The heterogeneity of casein is discussed in the light of methods currently used for the fractionation of casein. In particular, the possible heterogeneity of certain preparations of α-casein is considered. This is important because it has been generally considered that α-casein is the protective colloid which is altered when the enzyme, rennin, acts on casein micelles. Recently, Waugh and von Hippel (1956) have suggested that their new component x-casein, and not α-casein, is the protective colloid. These two viewpoints could be reconciled if α-casein samples previously examined contained x-casein as well.
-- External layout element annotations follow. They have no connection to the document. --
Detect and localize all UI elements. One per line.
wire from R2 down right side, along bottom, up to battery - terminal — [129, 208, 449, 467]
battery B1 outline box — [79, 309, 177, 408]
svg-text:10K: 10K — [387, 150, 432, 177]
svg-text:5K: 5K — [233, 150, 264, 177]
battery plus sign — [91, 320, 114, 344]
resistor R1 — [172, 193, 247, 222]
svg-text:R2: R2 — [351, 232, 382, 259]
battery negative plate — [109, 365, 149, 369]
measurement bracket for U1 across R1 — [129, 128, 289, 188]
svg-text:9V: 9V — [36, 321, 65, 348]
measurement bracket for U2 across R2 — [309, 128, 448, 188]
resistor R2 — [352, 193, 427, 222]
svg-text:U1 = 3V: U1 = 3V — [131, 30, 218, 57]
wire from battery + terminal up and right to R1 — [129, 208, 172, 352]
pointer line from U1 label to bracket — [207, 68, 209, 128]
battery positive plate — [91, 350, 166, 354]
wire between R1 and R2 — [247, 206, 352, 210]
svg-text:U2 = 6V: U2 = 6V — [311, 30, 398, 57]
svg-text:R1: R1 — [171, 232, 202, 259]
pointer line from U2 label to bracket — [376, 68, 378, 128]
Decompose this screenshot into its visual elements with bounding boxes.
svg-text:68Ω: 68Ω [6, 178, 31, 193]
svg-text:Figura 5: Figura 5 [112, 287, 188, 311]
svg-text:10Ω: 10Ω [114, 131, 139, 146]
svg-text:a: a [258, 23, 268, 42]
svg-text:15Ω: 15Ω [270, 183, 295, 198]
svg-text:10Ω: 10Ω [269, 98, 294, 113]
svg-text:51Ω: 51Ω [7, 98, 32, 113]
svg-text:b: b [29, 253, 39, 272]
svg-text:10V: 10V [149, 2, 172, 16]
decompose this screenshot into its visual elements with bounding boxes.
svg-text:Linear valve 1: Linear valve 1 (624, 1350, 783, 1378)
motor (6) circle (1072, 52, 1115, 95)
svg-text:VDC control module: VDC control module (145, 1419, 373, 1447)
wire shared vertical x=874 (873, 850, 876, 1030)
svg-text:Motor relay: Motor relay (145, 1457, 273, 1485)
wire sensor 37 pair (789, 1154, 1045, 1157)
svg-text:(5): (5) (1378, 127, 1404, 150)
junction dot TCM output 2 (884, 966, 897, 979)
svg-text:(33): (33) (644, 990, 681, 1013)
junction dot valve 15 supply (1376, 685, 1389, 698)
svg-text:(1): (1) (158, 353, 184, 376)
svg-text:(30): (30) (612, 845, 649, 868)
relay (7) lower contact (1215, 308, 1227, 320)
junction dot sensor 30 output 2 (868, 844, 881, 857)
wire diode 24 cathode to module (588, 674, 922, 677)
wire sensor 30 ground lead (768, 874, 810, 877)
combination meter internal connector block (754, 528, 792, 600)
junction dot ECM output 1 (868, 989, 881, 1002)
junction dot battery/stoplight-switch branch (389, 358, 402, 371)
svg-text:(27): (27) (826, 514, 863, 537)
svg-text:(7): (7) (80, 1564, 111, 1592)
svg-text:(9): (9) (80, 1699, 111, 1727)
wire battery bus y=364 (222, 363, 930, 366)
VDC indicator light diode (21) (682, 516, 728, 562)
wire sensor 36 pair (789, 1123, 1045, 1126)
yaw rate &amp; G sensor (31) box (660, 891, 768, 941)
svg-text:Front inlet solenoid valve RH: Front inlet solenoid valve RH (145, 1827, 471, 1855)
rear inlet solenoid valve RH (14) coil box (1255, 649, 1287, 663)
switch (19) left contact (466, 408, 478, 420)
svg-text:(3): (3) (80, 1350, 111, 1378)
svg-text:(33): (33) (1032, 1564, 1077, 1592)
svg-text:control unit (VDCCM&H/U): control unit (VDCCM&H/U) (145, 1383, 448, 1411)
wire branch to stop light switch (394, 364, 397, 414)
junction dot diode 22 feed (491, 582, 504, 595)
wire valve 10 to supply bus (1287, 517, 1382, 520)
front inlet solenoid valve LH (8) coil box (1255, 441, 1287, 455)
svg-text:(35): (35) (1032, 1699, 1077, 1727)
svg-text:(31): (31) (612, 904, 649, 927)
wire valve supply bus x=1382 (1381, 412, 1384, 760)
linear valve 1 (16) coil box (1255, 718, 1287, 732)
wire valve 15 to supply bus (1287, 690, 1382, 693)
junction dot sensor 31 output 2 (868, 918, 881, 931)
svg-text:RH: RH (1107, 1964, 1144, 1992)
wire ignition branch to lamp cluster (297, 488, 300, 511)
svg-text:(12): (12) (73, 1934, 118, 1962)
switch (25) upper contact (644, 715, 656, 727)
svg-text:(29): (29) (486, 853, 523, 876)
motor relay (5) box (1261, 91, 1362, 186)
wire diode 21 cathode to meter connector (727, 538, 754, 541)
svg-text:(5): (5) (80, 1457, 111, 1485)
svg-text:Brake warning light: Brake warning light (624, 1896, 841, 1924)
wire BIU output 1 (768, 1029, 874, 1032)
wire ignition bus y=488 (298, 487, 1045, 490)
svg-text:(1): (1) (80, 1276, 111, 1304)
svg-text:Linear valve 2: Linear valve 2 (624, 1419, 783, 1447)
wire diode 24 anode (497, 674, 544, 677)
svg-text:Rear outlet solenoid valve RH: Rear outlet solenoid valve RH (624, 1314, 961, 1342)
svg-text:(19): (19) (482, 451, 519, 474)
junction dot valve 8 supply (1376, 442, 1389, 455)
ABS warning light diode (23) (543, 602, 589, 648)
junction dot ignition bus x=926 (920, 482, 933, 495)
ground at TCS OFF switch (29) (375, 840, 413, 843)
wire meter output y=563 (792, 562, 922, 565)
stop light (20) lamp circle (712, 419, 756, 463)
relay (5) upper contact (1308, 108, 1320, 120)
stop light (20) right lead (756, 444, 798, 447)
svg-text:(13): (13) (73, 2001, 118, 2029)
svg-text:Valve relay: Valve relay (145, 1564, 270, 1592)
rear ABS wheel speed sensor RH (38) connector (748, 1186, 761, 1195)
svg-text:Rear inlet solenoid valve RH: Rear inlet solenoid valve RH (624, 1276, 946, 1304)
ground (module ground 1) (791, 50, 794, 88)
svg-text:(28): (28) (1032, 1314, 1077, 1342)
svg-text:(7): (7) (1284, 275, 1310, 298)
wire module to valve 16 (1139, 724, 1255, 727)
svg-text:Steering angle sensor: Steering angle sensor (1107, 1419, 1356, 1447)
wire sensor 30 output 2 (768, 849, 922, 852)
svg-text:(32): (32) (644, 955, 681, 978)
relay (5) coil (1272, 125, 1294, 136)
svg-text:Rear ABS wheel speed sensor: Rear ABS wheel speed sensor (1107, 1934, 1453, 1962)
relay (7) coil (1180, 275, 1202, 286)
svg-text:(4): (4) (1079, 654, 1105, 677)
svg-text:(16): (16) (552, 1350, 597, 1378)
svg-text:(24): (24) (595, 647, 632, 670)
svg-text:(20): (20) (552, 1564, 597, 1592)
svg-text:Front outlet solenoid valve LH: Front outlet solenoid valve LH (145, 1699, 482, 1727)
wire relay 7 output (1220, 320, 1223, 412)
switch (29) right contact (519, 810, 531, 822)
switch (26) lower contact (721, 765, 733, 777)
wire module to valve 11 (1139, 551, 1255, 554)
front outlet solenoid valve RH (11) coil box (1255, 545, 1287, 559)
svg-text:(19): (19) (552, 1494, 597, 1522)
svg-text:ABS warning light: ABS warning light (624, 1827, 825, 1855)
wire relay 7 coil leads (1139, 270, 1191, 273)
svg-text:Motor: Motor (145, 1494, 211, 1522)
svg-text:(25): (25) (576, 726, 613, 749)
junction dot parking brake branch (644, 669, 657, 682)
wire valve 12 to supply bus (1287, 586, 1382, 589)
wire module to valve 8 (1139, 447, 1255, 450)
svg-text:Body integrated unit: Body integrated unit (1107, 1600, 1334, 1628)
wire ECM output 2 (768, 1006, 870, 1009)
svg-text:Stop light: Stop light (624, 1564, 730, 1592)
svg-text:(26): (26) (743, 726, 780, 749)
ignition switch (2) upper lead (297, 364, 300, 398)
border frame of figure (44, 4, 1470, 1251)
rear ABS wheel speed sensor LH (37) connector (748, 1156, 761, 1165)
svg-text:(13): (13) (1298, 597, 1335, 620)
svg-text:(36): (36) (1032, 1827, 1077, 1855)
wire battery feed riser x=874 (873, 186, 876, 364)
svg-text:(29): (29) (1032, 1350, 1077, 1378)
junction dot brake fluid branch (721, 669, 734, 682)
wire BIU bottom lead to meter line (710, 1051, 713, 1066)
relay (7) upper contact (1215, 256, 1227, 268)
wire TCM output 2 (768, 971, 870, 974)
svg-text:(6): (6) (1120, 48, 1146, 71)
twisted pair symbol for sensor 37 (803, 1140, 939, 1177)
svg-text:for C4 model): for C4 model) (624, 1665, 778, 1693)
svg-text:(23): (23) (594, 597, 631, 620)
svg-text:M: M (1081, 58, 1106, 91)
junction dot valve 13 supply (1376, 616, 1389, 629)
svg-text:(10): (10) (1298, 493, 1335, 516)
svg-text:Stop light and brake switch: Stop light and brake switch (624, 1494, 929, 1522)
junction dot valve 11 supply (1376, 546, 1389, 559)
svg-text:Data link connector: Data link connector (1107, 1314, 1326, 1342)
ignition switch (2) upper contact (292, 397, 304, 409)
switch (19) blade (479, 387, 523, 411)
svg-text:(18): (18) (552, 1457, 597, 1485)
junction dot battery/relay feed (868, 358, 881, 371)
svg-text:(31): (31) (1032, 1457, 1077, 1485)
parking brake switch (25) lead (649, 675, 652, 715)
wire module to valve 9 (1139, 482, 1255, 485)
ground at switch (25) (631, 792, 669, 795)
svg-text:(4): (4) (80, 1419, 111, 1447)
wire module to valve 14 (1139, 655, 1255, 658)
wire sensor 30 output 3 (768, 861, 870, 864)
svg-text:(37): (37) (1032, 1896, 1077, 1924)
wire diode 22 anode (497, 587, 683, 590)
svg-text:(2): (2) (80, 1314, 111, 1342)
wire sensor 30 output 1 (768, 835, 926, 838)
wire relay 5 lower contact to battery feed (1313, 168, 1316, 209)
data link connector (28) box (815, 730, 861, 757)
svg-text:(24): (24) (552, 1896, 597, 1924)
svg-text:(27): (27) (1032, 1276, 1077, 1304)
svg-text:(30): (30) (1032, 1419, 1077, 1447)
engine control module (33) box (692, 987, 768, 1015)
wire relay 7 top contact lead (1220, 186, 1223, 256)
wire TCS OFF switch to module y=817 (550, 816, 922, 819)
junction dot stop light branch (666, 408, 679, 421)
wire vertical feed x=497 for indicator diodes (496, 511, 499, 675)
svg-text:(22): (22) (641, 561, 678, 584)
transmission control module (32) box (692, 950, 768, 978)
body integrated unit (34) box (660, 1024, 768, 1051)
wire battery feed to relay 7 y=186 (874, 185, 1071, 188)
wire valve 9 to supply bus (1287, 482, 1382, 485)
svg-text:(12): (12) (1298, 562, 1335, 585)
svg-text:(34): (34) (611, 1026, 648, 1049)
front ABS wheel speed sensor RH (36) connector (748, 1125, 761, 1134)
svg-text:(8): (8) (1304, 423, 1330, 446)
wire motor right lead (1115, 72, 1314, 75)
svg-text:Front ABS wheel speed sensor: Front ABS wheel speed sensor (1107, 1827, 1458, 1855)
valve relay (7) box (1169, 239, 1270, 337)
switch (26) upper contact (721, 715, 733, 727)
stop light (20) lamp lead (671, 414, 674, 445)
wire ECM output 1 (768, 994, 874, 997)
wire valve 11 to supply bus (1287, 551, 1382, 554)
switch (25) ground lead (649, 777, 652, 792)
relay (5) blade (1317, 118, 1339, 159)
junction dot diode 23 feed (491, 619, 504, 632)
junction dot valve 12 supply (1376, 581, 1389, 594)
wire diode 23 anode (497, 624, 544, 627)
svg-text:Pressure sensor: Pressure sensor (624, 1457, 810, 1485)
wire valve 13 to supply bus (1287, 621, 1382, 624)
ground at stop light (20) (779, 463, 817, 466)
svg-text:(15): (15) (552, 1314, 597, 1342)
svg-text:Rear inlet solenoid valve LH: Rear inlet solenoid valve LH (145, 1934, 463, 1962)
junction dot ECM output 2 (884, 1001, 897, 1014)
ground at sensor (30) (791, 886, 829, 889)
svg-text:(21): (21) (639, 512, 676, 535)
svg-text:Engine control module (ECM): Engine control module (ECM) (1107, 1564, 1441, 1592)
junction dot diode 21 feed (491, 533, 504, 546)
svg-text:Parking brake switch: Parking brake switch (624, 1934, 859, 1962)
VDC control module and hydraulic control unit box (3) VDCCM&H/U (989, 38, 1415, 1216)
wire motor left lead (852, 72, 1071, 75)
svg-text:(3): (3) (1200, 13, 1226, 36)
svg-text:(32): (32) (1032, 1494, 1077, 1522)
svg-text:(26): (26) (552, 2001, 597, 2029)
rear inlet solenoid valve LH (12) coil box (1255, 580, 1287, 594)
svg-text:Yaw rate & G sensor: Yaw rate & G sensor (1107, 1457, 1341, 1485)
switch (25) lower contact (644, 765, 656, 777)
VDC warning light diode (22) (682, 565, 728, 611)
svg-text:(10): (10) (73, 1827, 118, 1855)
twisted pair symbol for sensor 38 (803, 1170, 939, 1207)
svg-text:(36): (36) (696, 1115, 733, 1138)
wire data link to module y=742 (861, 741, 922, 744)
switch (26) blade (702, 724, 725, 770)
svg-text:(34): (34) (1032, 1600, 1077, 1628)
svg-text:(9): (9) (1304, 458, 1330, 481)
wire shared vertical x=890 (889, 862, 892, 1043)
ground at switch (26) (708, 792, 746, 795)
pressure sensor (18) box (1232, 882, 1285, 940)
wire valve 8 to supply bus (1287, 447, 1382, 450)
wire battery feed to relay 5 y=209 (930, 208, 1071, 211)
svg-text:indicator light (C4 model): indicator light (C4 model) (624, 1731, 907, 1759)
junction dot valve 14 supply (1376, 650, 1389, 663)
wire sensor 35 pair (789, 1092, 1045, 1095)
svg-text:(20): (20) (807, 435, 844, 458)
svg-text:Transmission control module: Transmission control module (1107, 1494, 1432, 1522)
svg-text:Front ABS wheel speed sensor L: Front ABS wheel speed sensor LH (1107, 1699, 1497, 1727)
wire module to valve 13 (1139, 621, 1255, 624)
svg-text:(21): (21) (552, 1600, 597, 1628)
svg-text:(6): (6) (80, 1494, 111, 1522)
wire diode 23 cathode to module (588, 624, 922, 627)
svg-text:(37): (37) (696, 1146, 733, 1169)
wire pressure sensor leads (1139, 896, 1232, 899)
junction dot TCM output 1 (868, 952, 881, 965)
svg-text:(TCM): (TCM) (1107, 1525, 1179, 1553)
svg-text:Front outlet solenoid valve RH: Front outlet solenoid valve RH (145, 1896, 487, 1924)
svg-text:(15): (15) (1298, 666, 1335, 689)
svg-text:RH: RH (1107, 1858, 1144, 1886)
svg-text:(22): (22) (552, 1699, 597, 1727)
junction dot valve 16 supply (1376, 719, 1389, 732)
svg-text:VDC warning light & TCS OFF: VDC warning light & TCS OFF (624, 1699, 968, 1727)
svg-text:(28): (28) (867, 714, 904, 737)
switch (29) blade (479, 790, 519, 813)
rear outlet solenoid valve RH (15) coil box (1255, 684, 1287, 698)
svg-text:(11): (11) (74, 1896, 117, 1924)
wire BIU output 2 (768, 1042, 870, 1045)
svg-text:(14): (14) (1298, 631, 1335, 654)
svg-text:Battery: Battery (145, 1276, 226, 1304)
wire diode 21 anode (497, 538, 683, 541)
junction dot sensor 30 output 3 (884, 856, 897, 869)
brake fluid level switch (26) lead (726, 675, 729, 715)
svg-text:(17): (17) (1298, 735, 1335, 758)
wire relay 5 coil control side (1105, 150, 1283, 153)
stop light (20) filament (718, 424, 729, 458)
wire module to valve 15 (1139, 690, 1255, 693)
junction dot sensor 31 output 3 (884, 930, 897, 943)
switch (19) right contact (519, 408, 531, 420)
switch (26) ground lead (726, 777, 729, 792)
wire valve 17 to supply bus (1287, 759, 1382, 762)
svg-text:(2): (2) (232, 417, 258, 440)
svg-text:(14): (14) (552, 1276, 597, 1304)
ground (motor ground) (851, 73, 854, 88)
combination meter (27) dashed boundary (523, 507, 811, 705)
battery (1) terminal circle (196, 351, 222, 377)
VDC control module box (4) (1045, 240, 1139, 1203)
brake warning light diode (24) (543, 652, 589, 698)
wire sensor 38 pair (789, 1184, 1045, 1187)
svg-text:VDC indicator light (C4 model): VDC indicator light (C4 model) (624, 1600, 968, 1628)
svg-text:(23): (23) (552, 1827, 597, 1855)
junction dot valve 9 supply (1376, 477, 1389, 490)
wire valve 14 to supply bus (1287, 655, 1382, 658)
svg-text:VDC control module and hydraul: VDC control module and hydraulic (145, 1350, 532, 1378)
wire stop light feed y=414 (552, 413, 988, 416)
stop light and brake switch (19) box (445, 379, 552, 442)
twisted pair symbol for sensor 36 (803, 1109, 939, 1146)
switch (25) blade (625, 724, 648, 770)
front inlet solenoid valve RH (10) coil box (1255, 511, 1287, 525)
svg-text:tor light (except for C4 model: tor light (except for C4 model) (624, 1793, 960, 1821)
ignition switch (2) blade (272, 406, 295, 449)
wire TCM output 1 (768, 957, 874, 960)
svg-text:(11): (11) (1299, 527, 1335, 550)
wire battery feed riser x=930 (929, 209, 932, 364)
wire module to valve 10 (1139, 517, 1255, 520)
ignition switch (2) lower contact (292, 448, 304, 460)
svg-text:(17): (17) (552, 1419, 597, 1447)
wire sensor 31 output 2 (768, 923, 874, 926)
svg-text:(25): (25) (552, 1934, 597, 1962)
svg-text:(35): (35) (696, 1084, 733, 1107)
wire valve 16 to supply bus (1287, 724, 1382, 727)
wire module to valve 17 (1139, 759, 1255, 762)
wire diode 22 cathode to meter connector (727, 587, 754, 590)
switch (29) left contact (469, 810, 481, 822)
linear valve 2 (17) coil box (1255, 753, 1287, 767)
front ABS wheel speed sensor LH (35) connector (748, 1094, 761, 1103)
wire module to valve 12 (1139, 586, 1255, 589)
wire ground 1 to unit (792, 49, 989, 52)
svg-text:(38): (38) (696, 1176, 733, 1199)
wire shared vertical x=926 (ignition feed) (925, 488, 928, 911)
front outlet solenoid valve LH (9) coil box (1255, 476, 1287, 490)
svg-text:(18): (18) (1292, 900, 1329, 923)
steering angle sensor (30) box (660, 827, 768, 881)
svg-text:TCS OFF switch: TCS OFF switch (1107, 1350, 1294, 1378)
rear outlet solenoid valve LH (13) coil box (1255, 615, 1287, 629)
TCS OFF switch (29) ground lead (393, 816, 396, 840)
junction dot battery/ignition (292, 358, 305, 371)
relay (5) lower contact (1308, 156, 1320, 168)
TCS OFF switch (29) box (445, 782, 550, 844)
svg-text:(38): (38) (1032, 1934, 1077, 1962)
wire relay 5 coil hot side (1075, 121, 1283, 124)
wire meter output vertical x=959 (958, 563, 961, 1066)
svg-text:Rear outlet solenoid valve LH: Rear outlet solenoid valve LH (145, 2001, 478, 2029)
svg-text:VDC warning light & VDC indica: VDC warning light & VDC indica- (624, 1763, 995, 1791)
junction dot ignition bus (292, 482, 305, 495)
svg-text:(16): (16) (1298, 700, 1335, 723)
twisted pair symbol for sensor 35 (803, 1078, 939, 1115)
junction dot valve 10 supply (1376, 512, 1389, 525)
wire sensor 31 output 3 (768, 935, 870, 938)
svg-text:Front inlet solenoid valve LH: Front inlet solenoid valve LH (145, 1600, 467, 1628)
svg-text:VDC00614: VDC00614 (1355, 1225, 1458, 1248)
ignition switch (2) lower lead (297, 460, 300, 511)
In the present work, a study is made of filter paper electrophoresis, micelle-forming properties, and sedimentation of casein fractions. It is shown that x-casein is concentrated with α-casein in fraction A during the alcohol fractionation method of Hipp et al. (1952). On the other hand fraction B contains α-casein essentially free of x-casein. The a-casein obtained in the urea fractionation method of Hipp et al. also contains x-casein. Thus only alcohol fraction B is a suitable source of pure α-casein. During the paper electrophoretic examination of casein fractions a number of minor protein components are observed. A component moving more slowly than γ-casein is present in acid casein, second-cycle casein-fraction P, and an alcohol fraction. This component was first observed in the latter fraction by Hipp et al. (1952) when preparing γ-casein. Electropherograms of second-cycle casein-fraction S indicate the presence of x-, β-, and γ-casein, and two minor components moving between x- and β The way in which these components arise is briefly discussed.